17. The apparatus according to claim 15 or 16 wherein the heating means includes: a temperature-controller with an on/off algorithm for maintaining reaction temperature;a J-thermocouple sensor;a voltage controller for maintaining low voltage to cell heating element.

18. The apparatus according to at least one of the claims 15 to 17 wherein the mixing means includes: an electric motor capable of maintaining constant revolutions per minute;a stainless steel 45° pitched blade stiffer.

19. The apparatus according to at least one of the claims 15 to 18 wherein the bubbling oxygen containing gas means includes: an oxygen gas supply capable of maintaining constant flow;a flow meter for measuring the flow rate of the oxygen containing gas;a gas drying jar for filtering moisture from the oxygen containing gas;a high temperature tube positioned to bottom of cell.

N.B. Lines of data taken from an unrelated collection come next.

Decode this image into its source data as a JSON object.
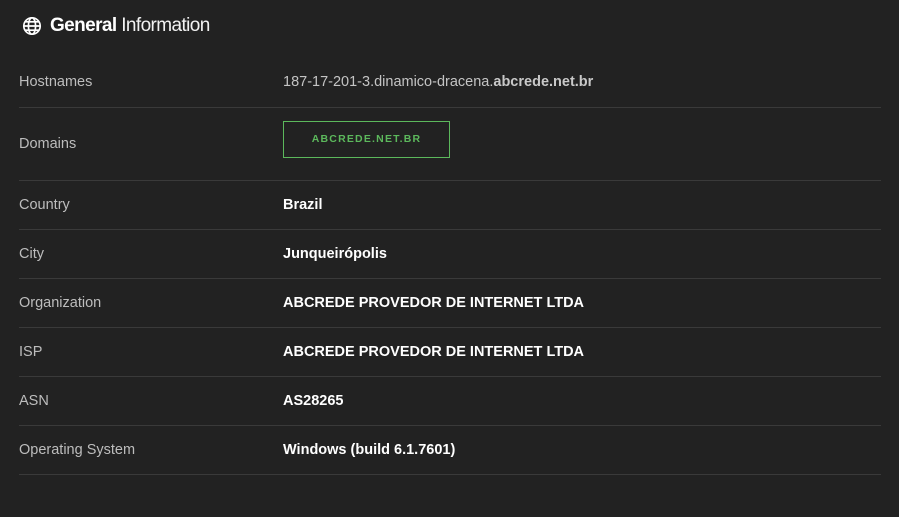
{
  "header": {
    "icon": "globe-icon",
    "title_strong": "General",
    "title_light": "Information"
  },
  "rows": {
    "hostnames": {
      "label": "Hostnames",
      "value_plain": "187-17-201-3.dinamico-dracena.",
      "value_bold": "abcrede.net.br"
    },
    "domains": {
      "label": "Domains",
      "badge": "ABCREDE.NET.BR"
    },
    "country": {
      "label": "Country",
      "value": "Brazil"
    },
    "city": {
      "label": "City",
      "value": "Junqueirópolis"
    },
    "organization": {
      "label": "Organization",
      "value": "ABCREDE PROVEDOR DE INTERNET LTDA"
    },
    "isp": {
      "label": "ISP",
      "value": "ABCREDE PROVEDOR DE INTERNET LTDA"
    },
    "asn": {
      "label": "ASN",
      "value": "AS28265"
    },
    "os": {
      "label": "Operating System",
      "value": "Windows (build 6.1.7601)"
    }
  },
  "colors": {
    "background": "#222222",
    "divider": "#3a3a3a",
    "badge_green": "#5cb85c"
  }
}
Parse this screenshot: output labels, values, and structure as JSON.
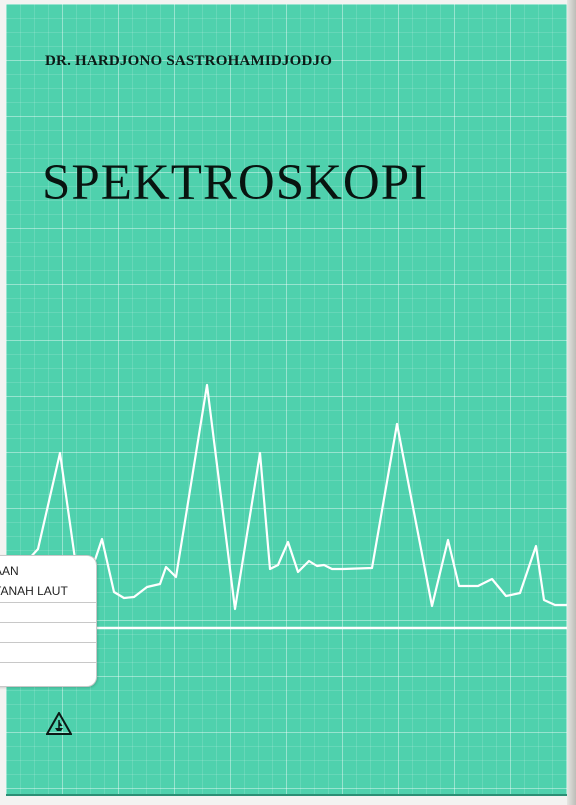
{
  "book": {
    "author": "DR. HARDJONO SASTROHAMIDJODJO",
    "title": "SPEKTROSKOPI"
  },
  "library_label": {
    "line1": "AAN",
    "line2": "TANAH LAUT"
  },
  "colors": {
    "cover": "#4fd1ad",
    "grid": "#ffffff",
    "text": "#081410",
    "trace": "#ffffff"
  },
  "icons": {
    "publisher_logo": "triangle-ship-logo"
  }
}
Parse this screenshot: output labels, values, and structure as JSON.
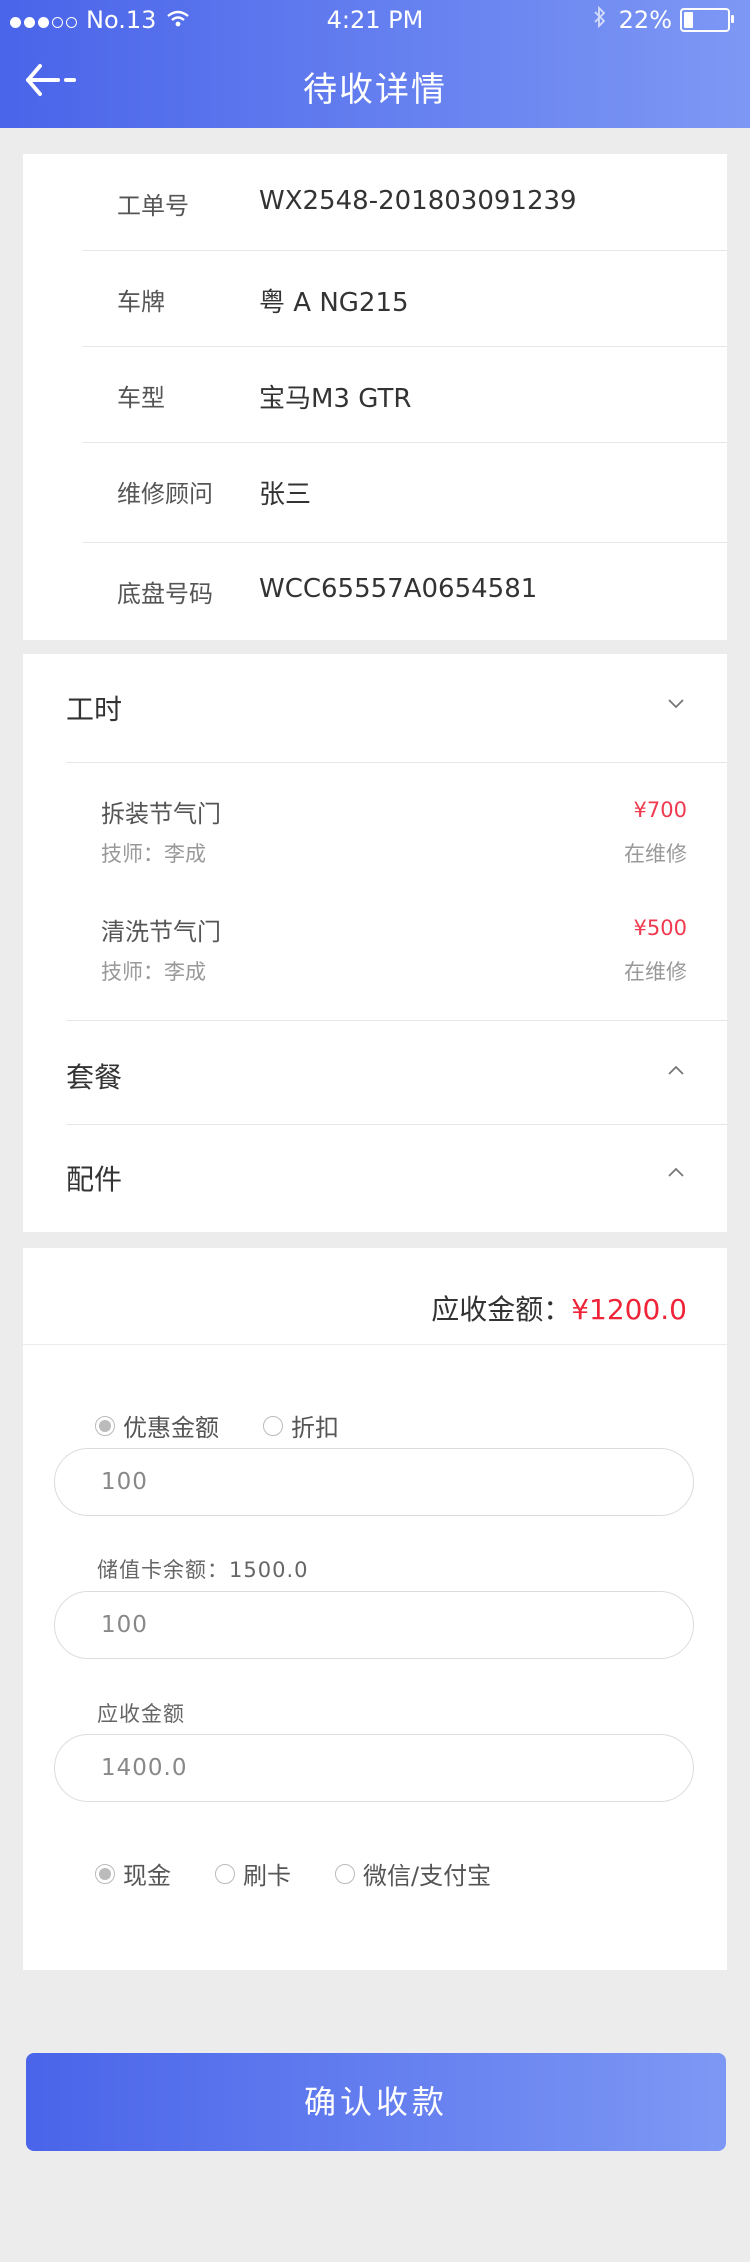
{
  "status_bar": {
    "signal": "●●●○○",
    "carrier": "No.13",
    "time": "4:21 PM",
    "battery": "22%"
  },
  "header": {
    "title": "待收详情",
    "back_icon": "back-arrow-icon"
  },
  "info": {
    "rows": [
      {
        "label": "工单号",
        "value": "WX2548-201803091239"
      },
      {
        "label": "车牌",
        "value": "粤 A NG215"
      },
      {
        "label": "车型",
        "value": "宝马M3 GTR"
      },
      {
        "label": "维修顾问",
        "value": "张三"
      },
      {
        "label": "底盘号码",
        "value": "WCC65557A0654581"
      }
    ]
  },
  "sections": {
    "labor": {
      "title": "工时",
      "items": [
        {
          "name": "拆装节气门",
          "tech": "技师：李成",
          "price": "¥700",
          "status": "在维修"
        },
        {
          "name": "清洗节气门",
          "tech": "技师：李成",
          "price": "¥500",
          "status": "在维修"
        }
      ]
    },
    "package": {
      "title": "套餐"
    },
    "parts": {
      "title": "配件"
    }
  },
  "payment": {
    "due_label": "应收金额：",
    "due_amount": "¥1200.0",
    "discount_options": [
      "优惠金额",
      "折扣"
    ],
    "discount_selected": 0,
    "discount_value": "100",
    "card_label": "储值卡余额：1500.0",
    "card_value": "100",
    "receivable_label": "应收金额",
    "receivable_value": "1400.0",
    "method_options": [
      "现金",
      "刷卡",
      "微信/支付宝"
    ],
    "method_selected": 0
  },
  "confirm_label": "确认收款",
  "colors": {
    "accent_start": "#4a64ea",
    "accent_end": "#7d98f4",
    "price_red": "#ef3a4f"
  }
}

20. The apparatus according to at least one of the claims 15 to 19 wherein the bubbling nitrogen dioxide gas means includes: a glass graduated tube to measure the flow rate of nitrogen dioxide;a stainless steel metering valve to maintain a constant flow of nitrogen dioxide to the oxygen containing gas bubbling tube.

21. The apparatus according to at least one of the claims 15 to 20 wherein the reduced pressure at a constant flow rate and distillate collection means includes: a vacuum pump with sufficient capacity to achieve a constant flow at reduced pressure with a closed cell;a flow meter to measure the flow rate of the oxygen containing gas;a stainless steel needle valve to control the flow rate of the oxygen containing gas;a condenser of correct size to limit pressure drop and collect distillate and means of recovering the distillate.

22. The apparatus according to at least one of the claims 20 to 21 wherein means of introducing a catalyst includes: analytical balance capable of weighing to the nearest 0.0001 gram.

23. The apparatus according to at least one of the claims 15 to 22 wherein measuring is nitrogen dioxide liquid means include: a stainless steel ball valve to vent system when apparatus is disconnected;a stainless steel needle valve to control the flow of liquid nitrogen dioxide;a glass tube;a 3-way plug valve to direct liquid nitrogen dioxide to tube or nitrogen dioxide gas to cell;a metering pump to evacuate nitrogen dioxide from graduated glass tube.

24. The apparatus according to at least one of the claims 15 to 23 wherein measuring and controlling elapsed time of the reaction means include: a sixty hour count down time controller.